Sunday, September 23, 2012

The Seriousness of the Situation



            In this section of the novel no one seems to be taking the plague seriously, despite the rising death tolls. The narrator spends the majority of the section reflecting on how the plague has caused a feeling of exile amongst the general populace as a result of the quarantine of the town. Because the shutting of the town’s gates occurred before it was officially announced, many family members who had left to travel were locked out of the village.  The author describes how many of the inhabitants fell into a seasonal affective disorder without the presence of their families; “citizens became subject to a curious kind of servitude, which put them at the mercy of the sun and rain […] a burst of sunshine was enough to make them seem delighted with the world, while rainy days gave a dark cast to their faces and moods” (75).

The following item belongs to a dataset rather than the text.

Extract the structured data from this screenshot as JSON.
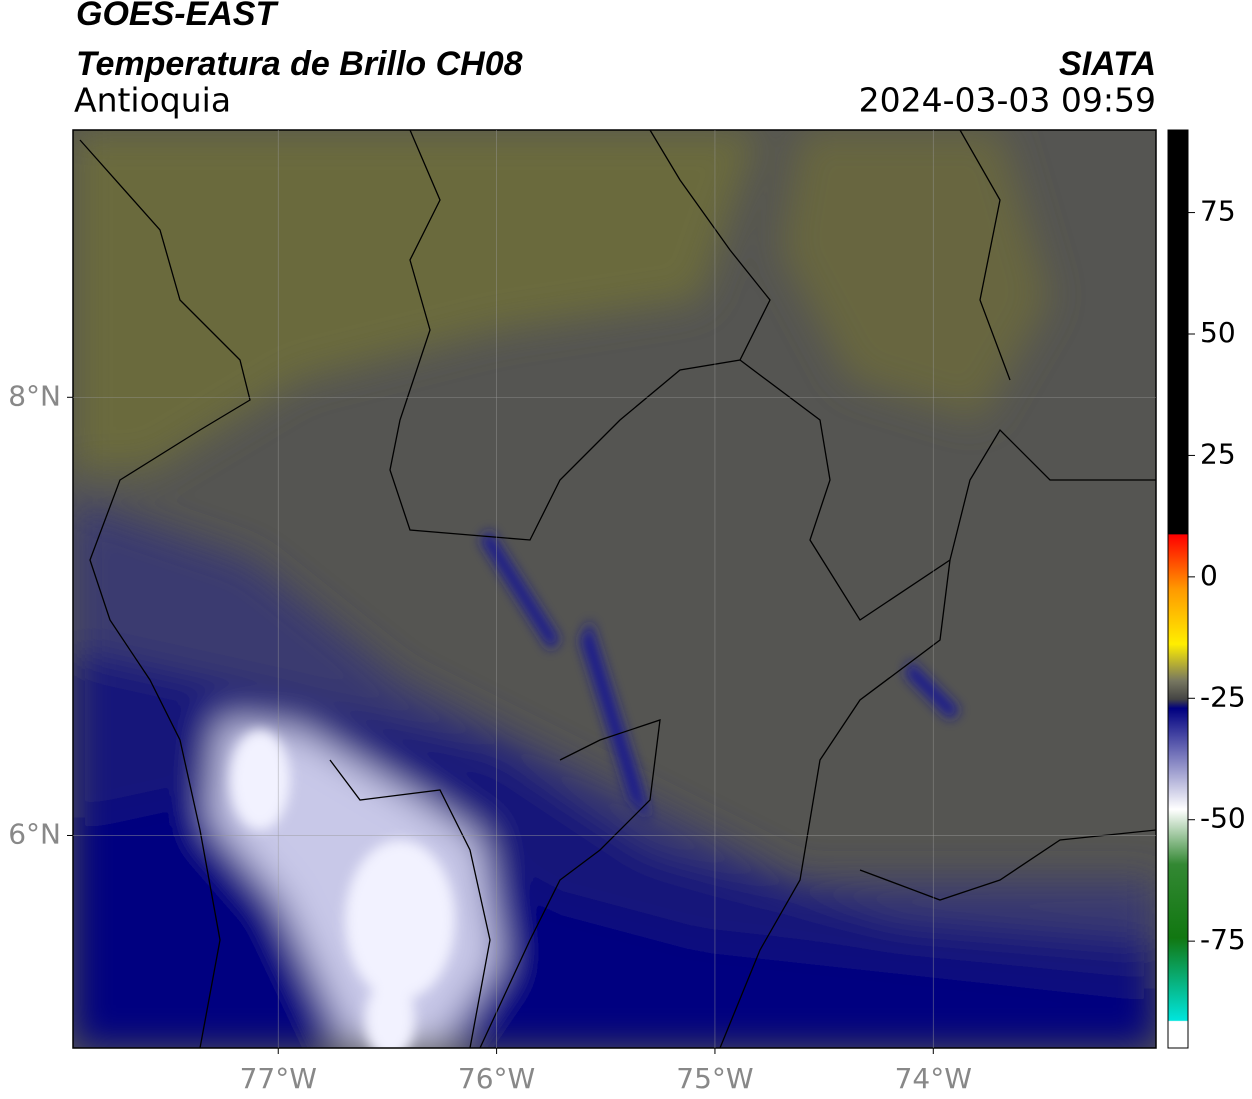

This feeling came from the new, lonely lives of many individuals, because previously, the “person they were living with held, to some extent, the foreground of their little world” (75). The author describes that the only form of relief from the mental turmoil of the town was “to set the trains running again in one’s imagination, and in filling the silence with the fancied tinkle of a doorbell, in practice obstinately mute” (73). The plagues largest affect on the town seams to be on the people who lost loved ones, “nobody as yet had really acknowledged to himself what the disease connoted” (78), for everyone was to engulfed in their own personal misfortune as a result of separation, as “personal interests […] continued to occupy the foreground of their thoughts” (78). The townspeople seem far to self-centered and fail to realize the large-scale effect this disease could have.